3. Re-categorisation to a standard classification

Collecting statistics for each variant answer in the 'occupation' box would be messy and produce fairly meaningless data. Consequently a classification system is used - ANZSCO in both 2006 and 2011.

Widely varied responses must be fitted into the classification based on the listed occupation, here take note of the question's first explanatory point 'give full title'. In 2004 an ALA survey found 37 common job titles for library support staff and numerous less common titles, it is more than likely that Australia has a similar range. Many are not obviously library jobs. These could be categorised all over the occupational spectrum.

It's not too much of a stretch to think that job titles in other industries might create inbound interference on top of this.

I strongly suspect that aspects of points 2 and 3 are responsible for the large number of teenage Librarians.

4. Clumped professions or; Night of the Vanishing Teacher Librarians

One night while crunching some numbers I discovered that the Teacher Librarians had gone AWOL.

When using a guide to ANZSCO to work out where Librarians might be in TableBuilder (harder than you might expect) I found a page explaining 'Unit Group 2246 Librarians' where, partway down, it explains 'Teacher-Librarians are included in Minor Group 241 School Teachers' which, on investigation, is only further divided by the category of school. I know there are Teacher Librarians in there. Somewhere.

5. Classification system modifications

By this point in my analysis these issues and several other data issues and points raised in discussion led me to broaden my analysis to include other library occupations. Two were available.

Library Assistants were nice and straightforward.

Library Technicians were another matter entirely. In 2006 there was a category titled 'Library Technicians' but in 2011 the census used a new edition of ANZSCO and the category becomes 'Gallery, Library and Museum Technicians'. Unsurprisingly while a decline of around 3% is observed in the Librarian and Library Assistant categories this one has grown, acquiring two more industries worth of technicians. The trends between 2006 and 2011 behave in a way that is consistent with the other categories however an interesting anomaly from the national figures observed in Library Technician data for South Australia in 2006 has disappeared. I am totally unable to determine if this disappearance is real or a result of the classification changing.

6. Data availability

The last issue is the availability of census data. I am unable to find the information I need in standard ABS releases so must use TableBuilder. At present only 2006 and 2011 data is available. While I believe I see a trend that is consistent across all levels of library staff I cannot see if this is the continuation of a long-term trend, a new development or perhaps even the repetition of a cycle within the workforce.

Another census will be held in 2016, at some point after this I should be able to add another set of figures and start to answer this question.
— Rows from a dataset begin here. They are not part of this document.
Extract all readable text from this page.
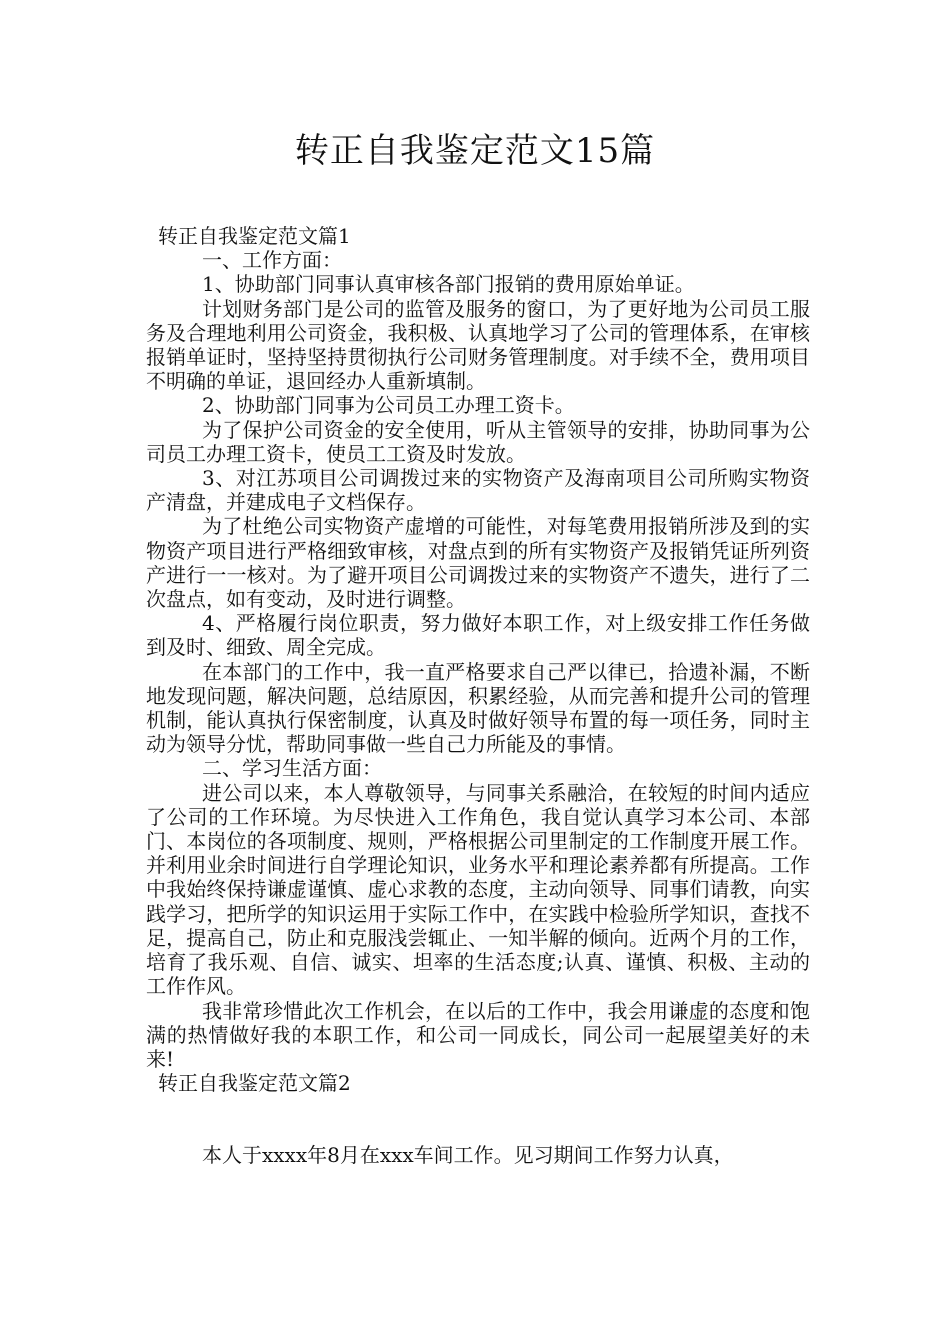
转正自我鉴定范文15篇

转正自我鉴定范文篇1

一、工作方面：

1、协助部门同事认真审核各部门报销的费用原始单证。

计划财务部门是公司的监管及服务的窗口，为了更好地为公司员工服务及合理地利用公司资金，我积极、认真地学习了公司的管理体系，在审核报销单证时，坚持坚持贯彻执行公司财务管理制度。对手续不全，费用项目不明确的单证，退回经办人重新填制。

2、协助部门同事为公司员工办理工资卡。

为了保护公司资金的安全使用，听从主管领导的安排，协助同事为公司员工办理工资卡，使员工工资及时发放。

3、对江苏项目公司调拨过来的实物资产及海南项目公司所购实物资产清盘，并建成电子文档保存。

为了杜绝公司实物资产虚增的可能性，对每笔费用报销所涉及到的实物资产项目进行严格细致审核，对盘点到的所有实物资产及报销凭证所列资产进行一一核对。为了避开项目公司调拨过来的实物资产不遗失，进行了二次盘点，如有变动，及时进行调整。

4、严格履行岗位职责，努力做好本职工作，对上级安排工作任务做到及时、细致、周全完成。

在本部门的工作中，我一直严格要求自己严以律已，拾遗补漏，不断地发现问题，解决问题，总结原因，积累经验，从而完善和提升公司的管理机制，能认真执行保密制度，认真及时做好领导布置的每一项任务，同时主动为领导分忧，帮助同事做一些自己力所能及的事情。

二、学习生活方面：

进公司以来，本人尊敬领导，与同事关系融洽，在较短的时间内适应了公司的工作环境。为尽快进入工作角色，我自觉认真学习本公司、本部门、本岗位的各项制度、规则，严格根据公司里制定的工作制度开展工作。并利用业余时间进行自学理论知识，业务水平和理论素养都有所提高。工作中我始终保持谦虚谨慎、虚心求教的态度，主动向领导、同事们请教，向实践学习，把所学的知识运用于实际工作中，在实践中检验所学知识，查找不足，提高自己，防止和克服浅尝辄止、一知半解的倾向。近两个月的工作，培育了我乐观、自信、诚实、坦率的生活态度;认真、谨慎、积极、主动的工作作风。

我非常珍惜此次工作机会，在以后的工作中，我会用谦虚的态度和饱满的热情做好我的本职工作，和公司一同成长，同公司一起展望美好的未来!

转正自我鉴定范文篇2

本人于xxxx年8月在xxx车间工作。见习期间工作努力认真，
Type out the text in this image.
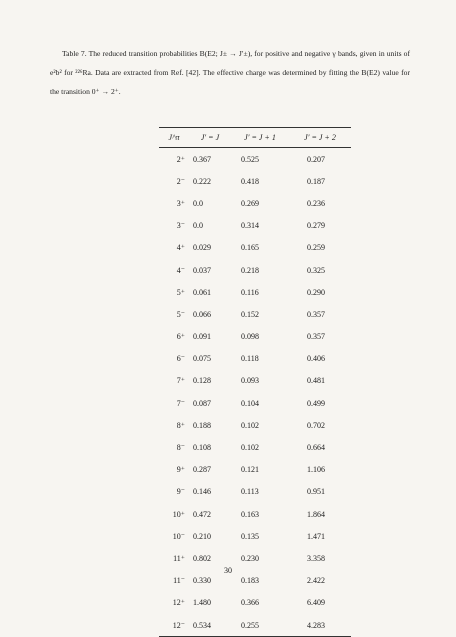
Table 7. The reduced transition probabilities B(E2; J± → J′±), for positive and negative γ bands, given in units of e²b² for ²²⁶Ra. Data are extracted from Ref. [42]. The effective charge was determined by fitting the B(E2) value for the transition 0⁺ → 2⁺.
J^π	J′ = J	J′ = J + 1	J′ = J + 2
2⁺	0.367	0.525	0.207
2⁻	0.222	0.418	0.187
3⁺	0.0	0.269	0.236
3⁻	0.0	0.314	0.279
4⁺	0.029	0.165	0.259
4⁻	0.037	0.218	0.325
5⁺	0.061	0.116	0.290
5⁻	0.066	0.152	0.357
6⁺	0.091	0.098	0.357
6⁻	0.075	0.118	0.406
7⁺	0.128	0.093	0.481
7⁻	0.087	0.104	0.499
8⁺	0.188	0.102	0.702
8⁻	0.108	0.102	0.664
9⁺	0.287	0.121	1.106
9⁻	0.146	0.113	0.951
10⁺	0.472	0.163	1.864
10⁻	0.210	0.135	1.471
11⁺	0.802	0.230	3.358
11⁻	0.330	0.183	2.422
12⁺	1.480	0.366	6.409
12⁻	0.534	0.255	4.283
30
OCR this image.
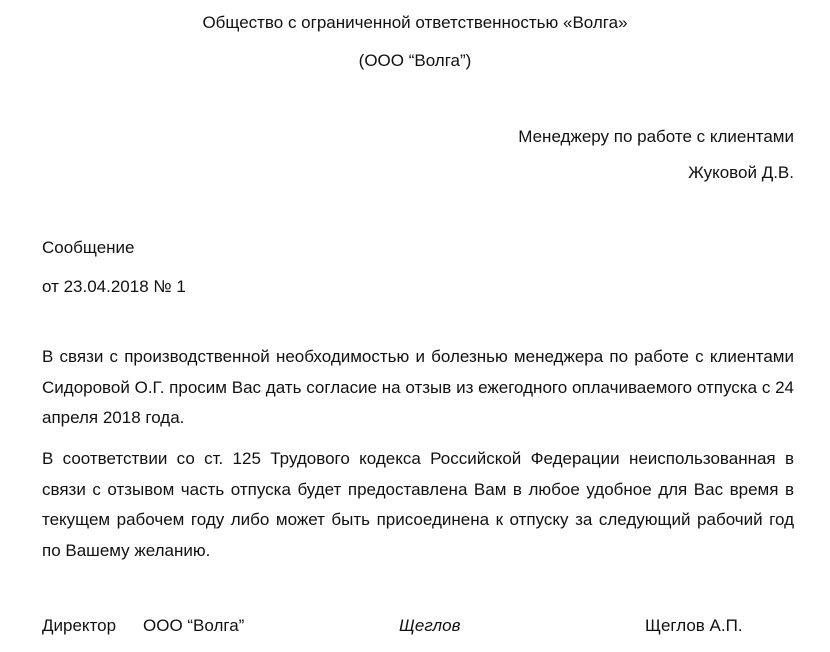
Общество с ограниченной ответственностью «Волга»
(ООО “Волга”)
Менеджеру по работе с клиентами
Жуковой Д.В.
Сообщение
от 23.04.2018 № 1

В связи с производственной необходимостью и болезнью менеджера по работе с клиентами Сидоровой О.Г. просим Вас дать согласие на отзыв из ежегодного оплачиваемого отпуска с 24 апреля 2018 года.

В соответствии со ст. 125 Трудового кодекса Российской Федерации неиспользованная в связи с отзывом часть отпуска будет предоставлена Вам в любое удобное для Вас время в текущем рабочем году либо может быть присоединена к отпуску за следующий рабочий год по Вашему желанию.

Директор ООО “Волга”	Щеглов	Щеглов А.П.
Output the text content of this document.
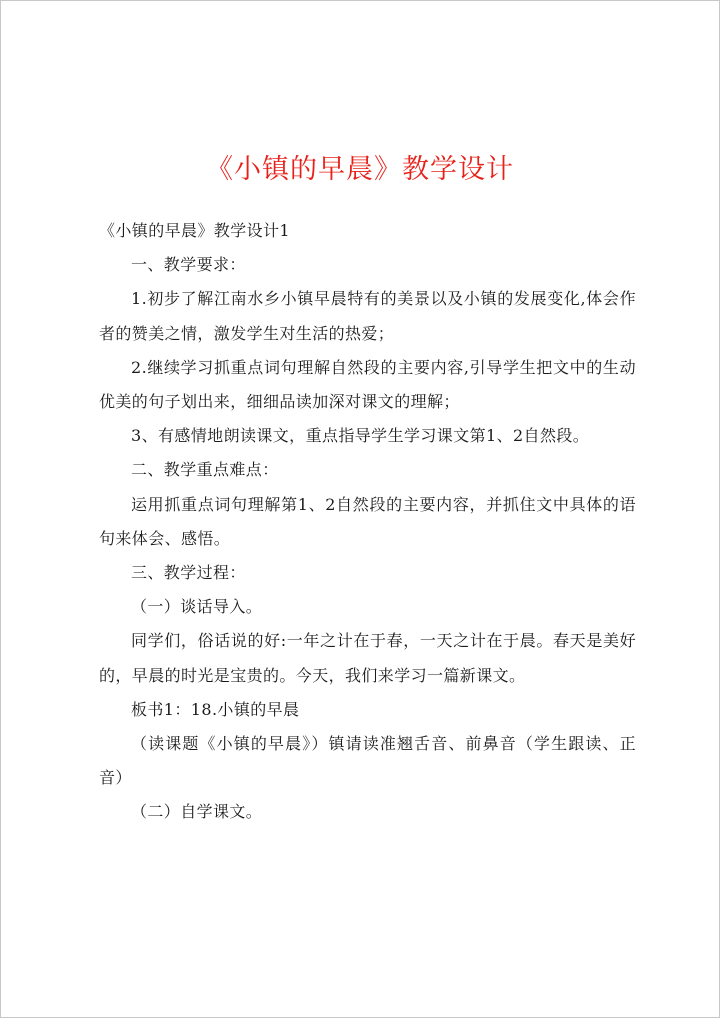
《小镇的早晨》教学设计

《小镇的早晨》教学设计1

一、教学要求：

1.初步了解江南水乡小镇早晨特有的美景以及小镇的发展变化,体会作者的赞美之情，激发学生对生活的热爱；

2.继续学习抓重点词句理解自然段的主要内容,引导学生把文中的生动优美的句子划出来，细细品读加深对课文的理解；

3、有感情地朗读课文，重点指导学生学习课文第1、2自然段。

二、教学重点难点：

运用抓重点词句理解第1、2自然段的主要内容，并抓住文中具体的语句来体会、感悟。

三、教学过程：

（一）谈话导入。

同学们，俗话说的好:一年之计在于春，一天之计在于晨。春天是美好的，早晨的时光是宝贵的。今天，我们来学习一篇新课文。

板书1：18.小镇的早晨

（读课题《小镇的早晨》）镇请读准翘舌音、前鼻音（学生跟读、正音）

（二）自学课文。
Until then I must, with the aid of prior studies and related papers and reports, make an educated guess.

In Conclusion

Teacher Librarians have gone MIA, Gallery and Museum Technicians invaded in 2011 and the most personally valuable lessons and insights from this exercise might be from the process rather than the outcome.

What appeared like a fairly straightforward interpretation of data from a large and respected source tested not only my ability to retrieve, analyse and interpret data but also my ability to spot the potential for errors and work out which errors were significant, which could be adjusted for and which.

This has reinforced that even the most authoritative, objective and thorough sources of information are fallible. While I believe I will still be able to complete a useful analysis with the scale of data I wished to work with factoring in these issues is going to be a challenge in itself.

P.S. Reviews and crafts will return one day, right now this analysis is taking up the time I might spend on those.